Quantitative analysis of myoglobin ( Mb) was established using the sodium dodecyl sulfate-polyacrylamide slab gel electrophoresis in order to determine the influence of thermal acclimation on Mb levels in muscles. Myoglobin was measured in the red and white parts of quadriceps, soleus, diaphragm and heart of young adult male rats (11 weeks old). It was higher in the red muscle (0.92 +/- 0.043 mg/g fresh weight) than in the white muscle (0.08 +/- 0.007), and similar in the red muscle and soleus (1.17 +/- 0.117). Heart showed the highest level (1.52 +/- 0.073) among the tissues studied. The level in diaphragm (0.74 +/- 0.039) was intermediate between red muscle and heart. Cold acclimation (5 degrees C for 4 weeks, 11 weeks old) caused significant increases in Mb levels in white muscle (0.27 +/- 0.031, p less than 0.001), heart (1.95 +/- 0.094, p less than 0.01), and diaphragm (1.01 +/- 0.060, p less than 0.01), but not in red muscle and soleus.
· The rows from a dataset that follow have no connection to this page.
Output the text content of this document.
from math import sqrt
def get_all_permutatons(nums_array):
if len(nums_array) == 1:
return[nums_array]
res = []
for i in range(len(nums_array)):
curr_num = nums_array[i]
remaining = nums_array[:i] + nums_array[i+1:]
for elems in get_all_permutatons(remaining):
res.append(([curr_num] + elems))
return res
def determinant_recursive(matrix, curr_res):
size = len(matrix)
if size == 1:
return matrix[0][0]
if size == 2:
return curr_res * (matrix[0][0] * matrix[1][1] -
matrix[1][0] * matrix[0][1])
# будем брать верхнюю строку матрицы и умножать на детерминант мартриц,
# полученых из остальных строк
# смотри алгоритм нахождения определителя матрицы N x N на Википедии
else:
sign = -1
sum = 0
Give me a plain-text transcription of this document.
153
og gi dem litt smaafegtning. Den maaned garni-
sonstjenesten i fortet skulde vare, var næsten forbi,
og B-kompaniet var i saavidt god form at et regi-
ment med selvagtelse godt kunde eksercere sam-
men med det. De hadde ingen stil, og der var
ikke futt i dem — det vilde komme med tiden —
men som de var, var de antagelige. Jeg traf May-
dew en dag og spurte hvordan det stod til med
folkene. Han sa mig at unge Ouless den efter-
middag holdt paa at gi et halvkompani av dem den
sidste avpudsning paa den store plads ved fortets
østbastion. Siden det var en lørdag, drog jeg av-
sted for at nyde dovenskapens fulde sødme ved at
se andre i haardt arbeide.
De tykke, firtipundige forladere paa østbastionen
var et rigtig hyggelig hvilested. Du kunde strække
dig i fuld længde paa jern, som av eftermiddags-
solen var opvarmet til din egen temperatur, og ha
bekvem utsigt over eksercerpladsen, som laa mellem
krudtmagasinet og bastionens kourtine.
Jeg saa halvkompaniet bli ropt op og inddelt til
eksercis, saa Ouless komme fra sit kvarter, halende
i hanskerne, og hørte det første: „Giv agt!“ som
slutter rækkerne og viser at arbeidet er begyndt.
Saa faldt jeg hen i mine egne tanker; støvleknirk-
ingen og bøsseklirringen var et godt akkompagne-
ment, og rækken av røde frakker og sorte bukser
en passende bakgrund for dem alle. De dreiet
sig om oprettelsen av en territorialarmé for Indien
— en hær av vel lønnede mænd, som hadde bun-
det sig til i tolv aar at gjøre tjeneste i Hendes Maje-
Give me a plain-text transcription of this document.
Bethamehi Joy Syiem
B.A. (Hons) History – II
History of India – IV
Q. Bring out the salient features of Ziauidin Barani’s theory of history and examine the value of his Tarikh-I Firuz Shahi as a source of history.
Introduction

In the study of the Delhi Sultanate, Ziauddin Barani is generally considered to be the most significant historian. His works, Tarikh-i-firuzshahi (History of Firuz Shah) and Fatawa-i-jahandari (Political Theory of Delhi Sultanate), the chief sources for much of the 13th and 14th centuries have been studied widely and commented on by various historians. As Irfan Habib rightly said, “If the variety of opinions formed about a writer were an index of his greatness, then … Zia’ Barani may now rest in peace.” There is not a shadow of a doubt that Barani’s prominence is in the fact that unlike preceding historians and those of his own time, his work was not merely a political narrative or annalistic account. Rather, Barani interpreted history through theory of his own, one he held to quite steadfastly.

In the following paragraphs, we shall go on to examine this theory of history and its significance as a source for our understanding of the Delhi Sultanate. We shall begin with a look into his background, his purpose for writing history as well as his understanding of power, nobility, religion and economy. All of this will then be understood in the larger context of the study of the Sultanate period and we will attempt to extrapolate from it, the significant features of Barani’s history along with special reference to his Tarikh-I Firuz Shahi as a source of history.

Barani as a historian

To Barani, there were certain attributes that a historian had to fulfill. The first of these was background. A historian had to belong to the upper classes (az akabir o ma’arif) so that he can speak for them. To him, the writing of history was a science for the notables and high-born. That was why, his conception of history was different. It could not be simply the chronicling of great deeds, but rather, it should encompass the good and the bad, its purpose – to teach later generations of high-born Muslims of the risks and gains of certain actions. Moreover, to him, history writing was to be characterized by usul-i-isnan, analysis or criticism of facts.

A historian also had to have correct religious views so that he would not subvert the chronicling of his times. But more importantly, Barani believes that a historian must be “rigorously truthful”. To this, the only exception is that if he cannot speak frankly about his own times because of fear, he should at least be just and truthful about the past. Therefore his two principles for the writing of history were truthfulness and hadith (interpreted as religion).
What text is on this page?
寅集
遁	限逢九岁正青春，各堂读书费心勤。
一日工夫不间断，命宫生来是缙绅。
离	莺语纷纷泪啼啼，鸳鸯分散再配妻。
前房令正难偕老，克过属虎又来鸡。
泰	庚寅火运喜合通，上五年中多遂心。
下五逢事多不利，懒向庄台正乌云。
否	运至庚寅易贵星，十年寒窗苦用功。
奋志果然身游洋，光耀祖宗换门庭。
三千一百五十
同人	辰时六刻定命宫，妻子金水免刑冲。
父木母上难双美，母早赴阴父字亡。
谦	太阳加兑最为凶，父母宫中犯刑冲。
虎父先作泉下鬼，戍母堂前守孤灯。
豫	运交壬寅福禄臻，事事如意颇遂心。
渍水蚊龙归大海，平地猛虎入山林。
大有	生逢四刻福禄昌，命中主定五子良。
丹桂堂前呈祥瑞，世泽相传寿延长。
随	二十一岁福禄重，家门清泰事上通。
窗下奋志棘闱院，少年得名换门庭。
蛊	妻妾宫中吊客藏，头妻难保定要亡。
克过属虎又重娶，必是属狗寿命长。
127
The rats reared in cold for many generations (20 generations at 5 degrees C, 11 weeks old) manifested significant increases in Mb levels of all tissues (p less than 0.05-0.001) examined. Heat acclimation (33 degrees C for 4 weeks, 11 weeks old) did not influence Mb levels of the tissues. The above findings suggest that skeletal muscle Mb may be partly involved in an enhanced thermogenesis in cold acclimation by favouring an oxidative capacity of muscles.[1]